How To Eliminate the Poor
A story on WorldNetDaily.com (May 13) was titled: “Roe Attorney: Use Abortion to ‘Eliminate Poor’ — In Unearthed Letter Urged President-Elect Clinton to ‘Reform’ Country.” Ron Weddington, who argued along with his wife, Sarah Weddington, in favor of Roe v. Wade in front of the Supreme Court, said in an unearthed letter to President-elect Bill Clinton: “I don’t think you are going to go very far in reforming the country until we have a better educated, healthier, wealthier population…. Start immediately to eliminate the barely educated, unhealthy and poor segment of our country [through abortion]…. There, I’ve said it. It’s what we all know is true, but we only whisper it, because as liberals who believe in individual rights, we view any program which might treat the disadvantaged differently as discriminatory, mean-spirited and…well…so Republican.” But Ron Weddington favors “persuasion rather than coercion.” But what if persuasion doesn’t work?
According to the story, “Weddington then argued that with 30 million abortions up to that point since Roe v. Wade was decided in 1973, America is a much better place.”

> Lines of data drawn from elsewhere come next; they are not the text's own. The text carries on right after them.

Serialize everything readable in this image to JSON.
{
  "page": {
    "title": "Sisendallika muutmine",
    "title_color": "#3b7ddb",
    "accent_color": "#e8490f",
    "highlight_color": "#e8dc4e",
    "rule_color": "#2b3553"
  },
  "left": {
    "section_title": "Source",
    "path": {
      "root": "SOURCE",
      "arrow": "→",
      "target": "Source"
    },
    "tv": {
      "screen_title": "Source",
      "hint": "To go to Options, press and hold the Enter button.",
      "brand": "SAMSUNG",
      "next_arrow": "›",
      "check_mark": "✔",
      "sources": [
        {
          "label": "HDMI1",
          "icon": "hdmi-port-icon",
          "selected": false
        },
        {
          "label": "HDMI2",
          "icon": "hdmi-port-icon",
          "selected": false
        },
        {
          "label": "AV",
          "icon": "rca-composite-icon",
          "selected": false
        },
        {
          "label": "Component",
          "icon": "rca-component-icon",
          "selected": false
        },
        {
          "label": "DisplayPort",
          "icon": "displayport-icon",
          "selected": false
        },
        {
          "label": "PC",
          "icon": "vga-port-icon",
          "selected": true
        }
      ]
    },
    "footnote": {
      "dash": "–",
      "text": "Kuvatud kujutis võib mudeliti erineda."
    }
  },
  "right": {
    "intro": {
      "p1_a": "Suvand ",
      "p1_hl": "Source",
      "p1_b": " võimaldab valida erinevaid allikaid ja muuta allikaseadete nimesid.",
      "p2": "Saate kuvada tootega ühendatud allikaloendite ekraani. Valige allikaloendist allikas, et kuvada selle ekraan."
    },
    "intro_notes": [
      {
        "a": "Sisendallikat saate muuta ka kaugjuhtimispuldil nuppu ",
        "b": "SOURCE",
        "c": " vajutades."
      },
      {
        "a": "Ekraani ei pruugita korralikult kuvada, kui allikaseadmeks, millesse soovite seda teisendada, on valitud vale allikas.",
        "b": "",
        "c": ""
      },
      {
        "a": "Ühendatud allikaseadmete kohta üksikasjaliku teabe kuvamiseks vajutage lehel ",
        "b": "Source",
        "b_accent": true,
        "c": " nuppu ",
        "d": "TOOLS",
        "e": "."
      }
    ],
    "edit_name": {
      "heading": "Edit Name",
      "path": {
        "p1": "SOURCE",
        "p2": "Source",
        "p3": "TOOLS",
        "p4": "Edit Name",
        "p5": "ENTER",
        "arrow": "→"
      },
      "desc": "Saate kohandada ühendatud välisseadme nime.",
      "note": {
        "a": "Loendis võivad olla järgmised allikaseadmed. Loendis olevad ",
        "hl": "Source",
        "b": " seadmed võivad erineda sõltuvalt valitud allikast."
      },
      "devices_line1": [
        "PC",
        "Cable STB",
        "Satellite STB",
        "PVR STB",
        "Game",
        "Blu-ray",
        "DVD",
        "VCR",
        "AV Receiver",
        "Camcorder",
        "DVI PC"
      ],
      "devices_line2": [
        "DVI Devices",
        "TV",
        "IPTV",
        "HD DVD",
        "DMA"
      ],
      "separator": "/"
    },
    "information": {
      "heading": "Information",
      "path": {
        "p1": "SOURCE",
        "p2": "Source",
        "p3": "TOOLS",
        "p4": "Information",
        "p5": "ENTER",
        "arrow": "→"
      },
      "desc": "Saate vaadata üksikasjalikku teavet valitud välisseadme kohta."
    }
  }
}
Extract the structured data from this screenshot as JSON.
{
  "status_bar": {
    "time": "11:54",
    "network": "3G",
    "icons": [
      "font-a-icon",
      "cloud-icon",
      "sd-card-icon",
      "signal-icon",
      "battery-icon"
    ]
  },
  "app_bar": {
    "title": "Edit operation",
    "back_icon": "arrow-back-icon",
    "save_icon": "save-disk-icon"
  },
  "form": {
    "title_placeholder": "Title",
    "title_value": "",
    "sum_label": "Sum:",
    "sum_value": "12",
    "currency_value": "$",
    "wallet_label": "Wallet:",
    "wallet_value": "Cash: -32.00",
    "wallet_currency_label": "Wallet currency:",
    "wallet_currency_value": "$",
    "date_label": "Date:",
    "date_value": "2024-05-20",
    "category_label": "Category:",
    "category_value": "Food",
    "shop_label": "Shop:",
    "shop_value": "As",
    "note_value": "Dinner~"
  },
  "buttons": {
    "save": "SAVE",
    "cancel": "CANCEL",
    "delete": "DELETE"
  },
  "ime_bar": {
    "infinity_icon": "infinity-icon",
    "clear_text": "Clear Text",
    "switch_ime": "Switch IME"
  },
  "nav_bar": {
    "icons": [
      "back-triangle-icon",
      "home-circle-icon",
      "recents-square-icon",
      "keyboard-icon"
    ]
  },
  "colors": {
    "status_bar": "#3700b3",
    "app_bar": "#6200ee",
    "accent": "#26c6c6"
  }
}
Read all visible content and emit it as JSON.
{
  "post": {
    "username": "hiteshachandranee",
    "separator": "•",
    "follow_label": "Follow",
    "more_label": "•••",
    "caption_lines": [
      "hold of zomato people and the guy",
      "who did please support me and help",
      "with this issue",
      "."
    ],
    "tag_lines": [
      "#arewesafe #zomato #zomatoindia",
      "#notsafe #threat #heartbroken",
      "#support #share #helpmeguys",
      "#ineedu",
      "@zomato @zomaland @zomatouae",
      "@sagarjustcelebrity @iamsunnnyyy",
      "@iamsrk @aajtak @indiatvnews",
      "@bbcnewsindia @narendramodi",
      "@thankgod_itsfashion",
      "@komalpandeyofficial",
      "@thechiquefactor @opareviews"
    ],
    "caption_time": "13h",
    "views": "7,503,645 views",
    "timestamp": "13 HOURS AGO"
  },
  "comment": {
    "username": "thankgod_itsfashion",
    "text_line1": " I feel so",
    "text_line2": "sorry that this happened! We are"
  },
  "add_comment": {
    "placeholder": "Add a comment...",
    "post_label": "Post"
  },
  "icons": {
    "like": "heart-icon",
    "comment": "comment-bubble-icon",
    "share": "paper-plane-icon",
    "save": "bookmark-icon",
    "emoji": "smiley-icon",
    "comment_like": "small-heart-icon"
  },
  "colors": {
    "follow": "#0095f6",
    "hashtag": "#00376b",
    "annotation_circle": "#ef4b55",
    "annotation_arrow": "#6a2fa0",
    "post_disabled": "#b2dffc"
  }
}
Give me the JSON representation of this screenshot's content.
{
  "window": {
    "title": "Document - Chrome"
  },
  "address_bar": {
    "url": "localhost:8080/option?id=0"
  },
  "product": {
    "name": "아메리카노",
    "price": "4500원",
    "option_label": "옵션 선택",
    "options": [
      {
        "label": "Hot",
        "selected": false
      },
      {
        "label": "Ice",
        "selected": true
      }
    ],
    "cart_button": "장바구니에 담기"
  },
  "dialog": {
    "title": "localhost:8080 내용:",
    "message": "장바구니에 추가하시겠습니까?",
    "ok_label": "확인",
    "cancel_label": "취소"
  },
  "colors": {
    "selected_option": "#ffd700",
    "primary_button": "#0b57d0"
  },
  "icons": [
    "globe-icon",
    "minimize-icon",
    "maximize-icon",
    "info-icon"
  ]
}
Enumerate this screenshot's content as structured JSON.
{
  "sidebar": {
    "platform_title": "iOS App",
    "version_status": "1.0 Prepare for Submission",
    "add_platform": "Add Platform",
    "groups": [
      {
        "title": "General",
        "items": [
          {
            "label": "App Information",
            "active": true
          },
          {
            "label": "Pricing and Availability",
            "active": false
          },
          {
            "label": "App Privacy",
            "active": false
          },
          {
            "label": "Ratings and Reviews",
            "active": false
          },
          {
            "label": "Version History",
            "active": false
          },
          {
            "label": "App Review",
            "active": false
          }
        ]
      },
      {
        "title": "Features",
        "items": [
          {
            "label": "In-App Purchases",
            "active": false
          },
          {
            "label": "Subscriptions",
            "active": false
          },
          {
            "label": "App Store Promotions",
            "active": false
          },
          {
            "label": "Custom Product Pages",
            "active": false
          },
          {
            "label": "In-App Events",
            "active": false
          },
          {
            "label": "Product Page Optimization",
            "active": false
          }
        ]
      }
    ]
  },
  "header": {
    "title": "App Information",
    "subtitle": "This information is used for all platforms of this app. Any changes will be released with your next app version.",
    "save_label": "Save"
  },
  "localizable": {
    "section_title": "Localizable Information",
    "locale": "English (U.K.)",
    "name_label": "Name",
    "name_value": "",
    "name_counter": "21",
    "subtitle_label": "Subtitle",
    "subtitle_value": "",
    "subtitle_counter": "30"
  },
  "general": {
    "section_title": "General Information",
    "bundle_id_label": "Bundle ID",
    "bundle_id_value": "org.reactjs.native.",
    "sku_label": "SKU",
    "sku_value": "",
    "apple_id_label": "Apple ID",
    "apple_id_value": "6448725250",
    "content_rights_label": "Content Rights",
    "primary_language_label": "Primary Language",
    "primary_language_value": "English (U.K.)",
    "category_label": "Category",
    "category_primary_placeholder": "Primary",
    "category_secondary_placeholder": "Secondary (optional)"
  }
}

In his postscript, Weddington said: “I was co-counsel in Roe v. Wade, have sired zero children and one fetus, the abortion of which was recently recounted by my ex-wife in her book, A Question of Choice (Grosset/Putnam, 1992). I had a vasectomy in 1969 and have never had one moment of regret.” The story notes that “the Weddingtons divorced in 1974.” Well, of course.